Just a few years ago, investors were able to look at each product in each asset class on its own merits, including its fundamentals and sector, and make reasonably educated trading judgments. But since 2008 and the financial crisis, securities within and throughout all asset classes have become highly correlated with one another.

“Right now you’re seeing several things solidly impacting the FX market, including the European sovereign debt crisis,” said Rob Passarella, vice-president of institutional markets at Dow Jones. “Ten or 15 years ago, you may not have looked at the same data sources. Back then it was more complex with more currencies, but you didn’t need to look at equities or bonds. Now everything is inter-correlated. We will look at the VIX, CDS spreads and sovereign bond spreads. These all impact the markets in the post-financial crisis period and continuing European crisis.”

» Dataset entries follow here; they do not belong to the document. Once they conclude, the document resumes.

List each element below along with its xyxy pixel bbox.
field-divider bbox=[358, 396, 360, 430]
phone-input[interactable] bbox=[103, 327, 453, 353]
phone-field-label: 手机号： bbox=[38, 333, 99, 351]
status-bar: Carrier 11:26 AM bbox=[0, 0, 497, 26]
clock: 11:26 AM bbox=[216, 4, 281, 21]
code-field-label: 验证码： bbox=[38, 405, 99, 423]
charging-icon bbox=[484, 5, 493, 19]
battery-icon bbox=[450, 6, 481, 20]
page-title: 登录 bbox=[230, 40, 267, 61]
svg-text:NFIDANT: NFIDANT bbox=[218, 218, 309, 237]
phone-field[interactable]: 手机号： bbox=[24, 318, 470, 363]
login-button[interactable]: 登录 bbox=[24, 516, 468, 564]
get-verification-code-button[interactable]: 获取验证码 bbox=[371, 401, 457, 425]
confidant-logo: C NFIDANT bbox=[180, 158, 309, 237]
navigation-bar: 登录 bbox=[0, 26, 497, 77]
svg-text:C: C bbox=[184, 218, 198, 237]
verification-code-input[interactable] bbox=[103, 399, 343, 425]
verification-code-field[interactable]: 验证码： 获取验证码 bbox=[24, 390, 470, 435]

As the foreign exchange markets become increasingly electronic, some of the same strategies that have now permeated other asset classes are making their way into FX, including algorithmic trading and high-frequency trading.

“In foreign exchange, unlike with equities, you still have a lot of dealer to dealer trading, similar to the bond market, but you’re starting to see automated strategies, based on elementized news feeds based on economic indicators, that may impact a global market like FX coming to the forefront,” said Passarella. “Strategies will look at key information, such as GDP, employment and manufacturing figures. People now trade algorithmically based on that info. We used to see that mainly in the cash equities space and it’s now graduated to FX.”

Foreign exchange trading is said to be the largest and most liquid securities market in the world, and thus investors suffering from so-called equities fatigue are increasingly heading to other asset classes, such as fixed income and FX. That, in turn, further boosts liquidity and the cycle continues.

“People are packing in and trading FX,” said Passarella. “People are going where the volumes are. That’s mainly been happening in the last two years or so; more and more participants coming into the FX market, whether institutional or retail.”